MGMT Methylation a Survival Biomarker in High-Risk Low-Grade Gliomas?

June 29, 2018

These are the first data to highlight the prognostic value of MGMT methylation beyond the IDH1/2 mutation status test currently used to help predict glioma patient survival outcomes.

A DNA-level biomarker may be helpful in predicting survival outcomes in patients with high-risk, low-grade gliomas, a new study suggests. The NRG Oncology/ Radiation Therapy Oncology Group (RTOG) collaborative clinical trials group reports that MGMT promoter methylation has the potential to be used as an independent prognostic biomarker in World Health Organization–designated grade II gliomas. The findings suggest that it could be beneficial to incorporate this biomarker into future clinical trial designs.

The study, by Arnab Chakravarti, MD, and colleagues, was published in JAMA Oncology. It showed patients with MGMT methylated tumors were more than twice as likely to survive after combination treatment with temozolomide and radiotherapy (RT) than patients with unmethylated tumors. Previously reported findings from the NRG Oncology/RTOG 0424 clinical trial report a 3-year overall survival (OS) benefit for certain brain tumor patients who receive the drug temozolomide in addition to RT, compared with the standard of care. Data regarding the significance of MGMT promoter methylation status, however, were not examined.

Chakravarti, chair of radiation oncology at The Ohio State University Comprehensive Cancer Center (OSUCCC), Columbus, said there is a wide range of outcomes for patients with these tumor types. He noted that some patients succumb to their glioma within months, while others live years beyond their diagnosis. It is critical to identify biomarkers that are prognostic in this patient population, he emphasized.

The researchers conducted a retrospective analysis of 129 glioma patients (median age, 48 years) who participated in the NRG Oncology/RTOG 0424 clinical trial.

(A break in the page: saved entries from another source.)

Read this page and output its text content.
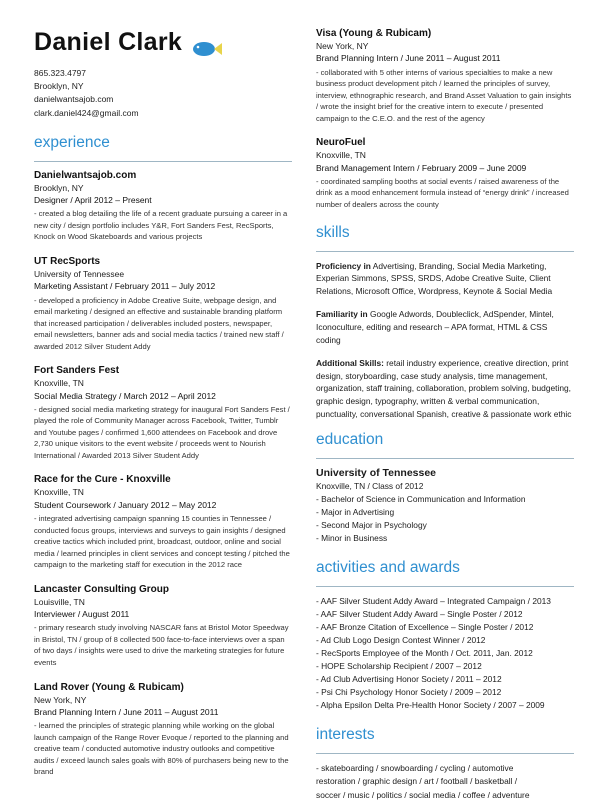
Daniel Clark
865.323.4797
Brooklyn, NY
danielwantsajob.com
clark.daniel424@gmail.com
experience
Danielwantsajob.com
Brooklyn, NY
Designer / April 2012 – Present
- created a blog detailing the life of a recent graduate pursuing a career in a new city / design portfolio includes Y&R, Fort Sanders Fest, RecSports, Knock on Wood Skateboards and various projects
UT RecSports
University of Tennessee
Marketing Assistant / February 2011 – July 2012
- developed a proficiency in Adobe Creative Suite, webpage design, and email marketing / designed an effective and sustainable branding platform that increased participation / deliverables included posters, newspaper, email newsletters, banner ads and social media tactics / trained new staff / awarded 2012 Silver Student Addy
Fort Sanders Fest
Knoxville, TN
Social Media Strategy / March 2012 – April 2012
- designed social media marketing strategy for inaugural Fort Sanders Fest / played the role of Community Manager across Facebook, Twitter, Tumblr and Youtube pages / confirmed 1,600 attendees on Facebook and drove 2,730 unique visitors to the event website / proceeds went to Nourish International / Awarded 2013 Silver Student Addy
Race for the Cure - Knoxville
Knoxville, TN
Student Coursework / January 2012 – May 2012
- integrated advertising campaign spanning 15 counties in Tennessee / conducted focus groups, interviews and surveys to gain insights / designed creative tactics which included print, broadcast, outdoor, online and social media / learned principles in client services and concept testing / pitched the campaign to the marketing staff for execution in the 2012 race
Lancaster Consulting Group
Louisville, TN
Interviewer / August 2011
- primary research study involving NASCAR fans at Bristol Motor Speedway in Bristol, TN / group of 8 collected 500 face-to-face interviews over a span of two days / insights were used to drive the marketing strategies for future events
Land Rover (Young & Rubicam)
New York, NY
Brand Planning Intern / June 2011 – August 2011
- learned the principles of strategic planning while working on the global launch campaign of the Range Rover Evoque / reported to the planning and creative team / conducted automotive industry outlooks and competitive audits / exceed launch sales goals with 80% of purchasers being new to the brand
Visa (Young & Rubicam)
New York, NY
Brand Planning Intern / June 2011 – August 2011
- collaborated with 5 other interns of various specialties to make a new business product development pitch / learned the principles of survey, interview, ethnographic research, and Brand Asset Valuation to gain insights / wrote the insight brief for the creative intern to execute / presented campaign to the C.E.O. and the rest of the agency
NeuroFuel
Knoxville, TN
Brand Management Intern / February 2009 – June 2009
- coordinated sampling booths at social events / raised awareness of the drink as a mood enhancement formula instead of “energy drink” / increased number of dealers across the county
skills
Proficiency in Advertising, Branding, Social Media Marketing, Experian Simmons, SPSS, SRDS, Adobe Creative Suite, Client Relations, Microsoft Office, Wordpress, Keynote & Social Media
Familiarity in Google Adwords, Doubleclick, AdSpender, Mintel, Iconoculture, editing and research – APA format, HTML & CSS coding
Additional Skills: retail industry experience, creative direction, print design, storyboarding, case study analysis, time management, organization, staff training, collaboration, problem solving, budgeting, graphic design, typography, written & verbal communication, punctuality, conversational Spanish, creative & passionate work ethic
education
University of Tennessee
Knoxville, TN / Class of 2012
- Bachelor of Science in Communication and Information
- Major in Advertising
- Second Major in Psychology
- Minor in Business
activities and awards
- AAF Silver Student Addy Award – Integrated Campaign / 2013
- AAF Silver Student Addy Award – Single Poster / 2012
- AAF Bronze Citation of Excellence – Single Poster / 2012
- Ad Club Logo Design Contest Winner / 2012
- RecSports Employee of the Month / Oct. 2011, Jan. 2012
- HOPE Scholarship Recipient / 2007 – 2012
- Ad Club Advertising Honor Society / 2011 – 2012
- Psi Chi Psychology Honor Society / 2009 – 2012
- Alpha Epsilon Delta Pre-Health Honor Society / 2007 – 2009
interests
- skateboarding / snowboarding / cycling / automotive
restoration / graphic design / art / football / basketball /
soccer / music / politics / social media / coffee / adventure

In this group, 75 patients had tissue samples available that could be analyzed for MGMT promoter methylation status. They found 57 of 75 patients (76%) had MGMT promoter methylation and the remainder had unmethylated status. Univariate analyses showed that an unmethylated MGMT promoter was significantly associated with worse OS (hazard ratio [HR], 3.52) and progression-free survival (PFS; HR, 3.06).

First study author Erica Bell, PHS, who is also with the OSUCCC, said these are the first data to highlight the test’s potential prognostic value beyond a standard molecular test (IDH1/2 mutation status) that is currently used to help predict glioma patient survival outcomes. The study showed that MGMT promoter methylation was significantly correlated with PFS and OS on univariate and multivariate analyses, both with and without adjusting for IDH1/2 status (wild-type vs mutant).

These new data represent the first clinical trial–based evidence of the prognostic importance of MGMT promoter methylation in patients with grade II glioma treated with combined radiotherapy and temozolomide, according to the authors. Previously published data support the use of MGMT promoter methylation as a biomarker of survival in patients with glioblastoma.